When you walk into Hungry Jacks, or McDonalds, or Kentucky Fried Chicken, and order your Whopper Value Meal, Big Mac Value Meal, or Ultimate Burger Meal, what does 1430kj, 2590kj and 3800kj (approx.) mean to you? Probably not very much.
But, instead of esoteric energy counts, what if you were confronted with something more comprehensible, like 75 minutes of sprinting (Medium Whopper Value Meal), or a 2 hour game of squash (Large Big Mac Value Meal), or, perhaps 5 hours of fast swimming (Ultimate Burger Meal)? Would you think again about buying all that food?
I think you would.
Australian and New Zealand ministers responsible for food regulation last week bowed to lobbying from processed food manufacturers and agreed to permit them to market products with general level health claims without requiring pre-market or independent verification.
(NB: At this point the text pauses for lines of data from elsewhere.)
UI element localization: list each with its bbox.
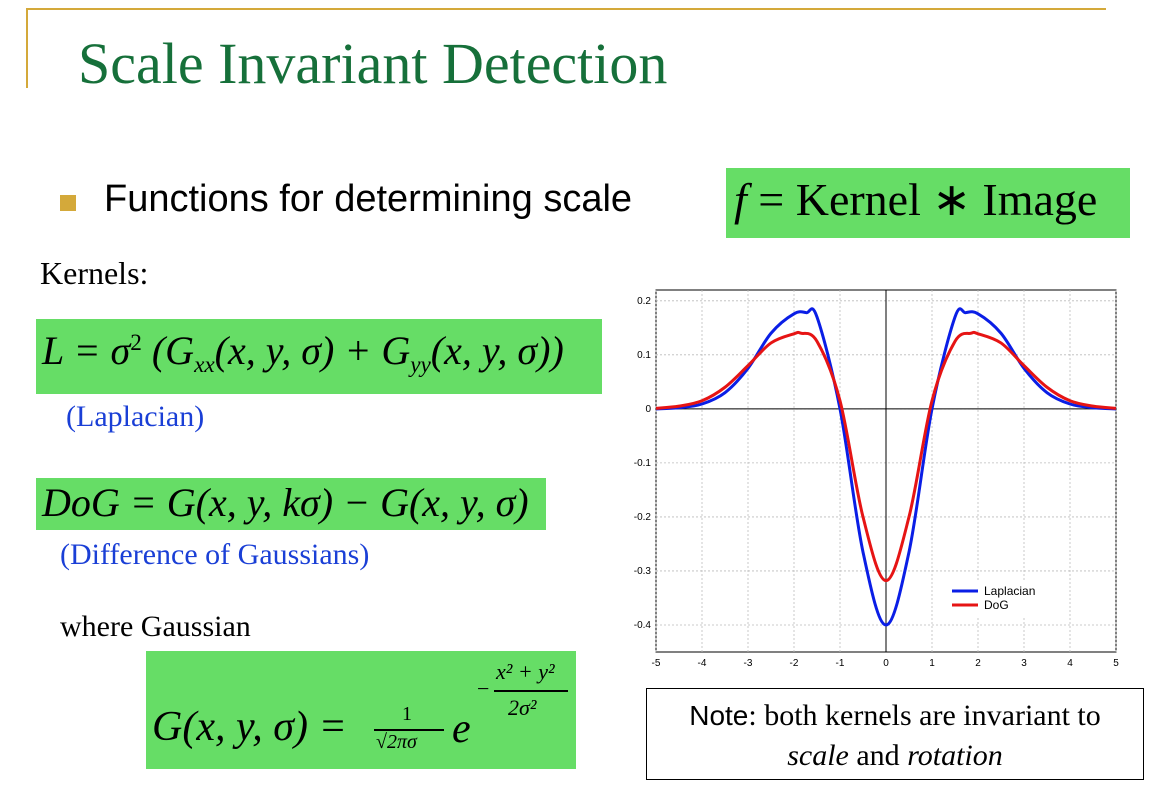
x-tick-label-6: 1 bbox=[929, 658, 935, 669]
laplacian-caption: (Laplacian) bbox=[66, 400, 205, 433]
bullet-square-icon bbox=[60, 195, 76, 211]
dog-lhs: DoG bbox=[42, 480, 120, 525]
x-tick-label-9: 4 bbox=[1067, 658, 1073, 669]
series-line-dog bbox=[655, 330, 1117, 583]
x-tick-label-10: 5 bbox=[1113, 658, 1119, 669]
note-line-2: scale and rotation bbox=[647, 739, 1143, 773]
formula-f-rhs: = Kernel ∗ Image bbox=[746, 174, 1098, 225]
y-tick-label-6: -0.4 bbox=[634, 620, 652, 631]
y-tick-label-0: 0.2 bbox=[637, 296, 651, 307]
gaussian-frac-den: √2πσ bbox=[376, 731, 417, 753]
laplacian-gyy: (x, y, σ) + G bbox=[214, 328, 411, 373]
legend-label-dog: DoG bbox=[984, 598, 1009, 612]
laplacian-box bbox=[36, 319, 602, 394]
formula-f-lhs: f bbox=[734, 174, 747, 225]
x-tick-label-2: -3 bbox=[744, 658, 753, 669]
x-tick-label-0: -5 bbox=[652, 658, 661, 669]
series-line-laplacian bbox=[655, 307, 1117, 627]
dog-rhs: = G(x, y, kσ) − G(x, y, σ) bbox=[119, 480, 529, 525]
note-line-1: Note: both kernels are invariant to bbox=[647, 699, 1143, 733]
top-rule bbox=[26, 8, 1106, 10]
dog-box bbox=[36, 478, 546, 530]
formula-f-box bbox=[726, 168, 1130, 238]
slide-title: Scale Invariant Detection bbox=[78, 31, 668, 96]
laplacian-l: L bbox=[42, 328, 64, 373]
legend-label-laplacian: Laplacian bbox=[984, 584, 1035, 598]
x-tick-label-3: -2 bbox=[790, 658, 799, 669]
gaussian-box bbox=[146, 651, 576, 769]
left-rule bbox=[26, 8, 28, 88]
note-scale: scale bbox=[787, 739, 849, 772]
x-tick-label-4: -1 bbox=[836, 658, 845, 669]
gaussian-lhs: G(x, y, σ) = bbox=[152, 704, 347, 750]
kernels-label: Kernels: bbox=[40, 255, 149, 291]
gaussian-e: e bbox=[452, 706, 471, 752]
x-tick-label-7: 2 bbox=[975, 658, 981, 669]
y-tick-label-1: 0.1 bbox=[637, 350, 651, 361]
laplacian-args: (x, y, σ)) bbox=[430, 328, 564, 373]
y-tick-label-5: -0.3 bbox=[634, 566, 652, 577]
dog-caption: (Difference of Gaussians) bbox=[60, 538, 370, 571]
gaussian-exp-minus: − bbox=[477, 676, 490, 701]
gaussian-frac-num: 1 bbox=[402, 703, 412, 725]
legend-box bbox=[947, 581, 1049, 617]
note-box: Note: both kernels are invariant to scal… bbox=[646, 688, 1144, 780]
y-tick-label-4: -0.2 bbox=[634, 512, 652, 523]
laplacian-sub-yy: yy bbox=[410, 352, 431, 379]
note-line1-text: : both kernels are invariant to bbox=[748, 699, 1101, 732]
x-tick-label-1: -4 bbox=[698, 658, 707, 669]
note-and: and bbox=[848, 739, 908, 772]
bullet-text: Functions for determining scale bbox=[104, 178, 633, 220]
laplacian-sub-xx: xx bbox=[194, 352, 215, 379]
y-tick-label-2: 0 bbox=[645, 404, 651, 415]
x-tick-label-8: 3 bbox=[1021, 658, 1027, 669]
kernel-chart: -5 -4 -3 -2 -1 0 1 2 3 4 5 0.2 0.1 0 -0.1 -0.2 -0.3 -0.4 L… bbox=[634, 289, 1119, 669]
laplacian-formula: L = σ2 (Gxx(x, y, σ) + Gyy(x, y, σ)) bbox=[42, 327, 564, 379]
laplacian-gxx: (G bbox=[141, 328, 195, 373]
formula-f: f = Kernel ∗ Image bbox=[734, 172, 1097, 226]
note-label: Note bbox=[689, 700, 749, 731]
y-tick-label-3: -0.1 bbox=[634, 458, 652, 469]
gaussian-exp-bar bbox=[494, 690, 568, 692]
dog-formula: DoG = G(x, y, kσ) − G(x, y, σ) bbox=[42, 479, 529, 526]
note-rotation: rotation bbox=[907, 739, 1003, 772]
gaussian-exp-den: 2σ² bbox=[508, 695, 537, 720]
gaussian-exp-num: x² + y² bbox=[496, 659, 555, 684]
x-tick-label-5: 0 bbox=[883, 658, 889, 669]
laplacian-sigma: = σ bbox=[63, 328, 131, 373]
laplacian-sup: 2 bbox=[130, 330, 142, 357]
gaussian-frac-bar bbox=[374, 729, 444, 731]
where-gaussian-label: where Gaussian bbox=[60, 610, 251, 643]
General level health claims are those that relate a food or an ingredient with a health benefit, such as “product X helps promote the strength of the immune system”.
The ministers’ decision came just over a week after the Australia Institute for Health and Welfare released its Australia’s food and nutrition 2012 report, showing approximately one in four Australian children and nearly two-thirds of adults are overweight or obese. Diet-related diseases including obesity cost the health system over A$16bn annually.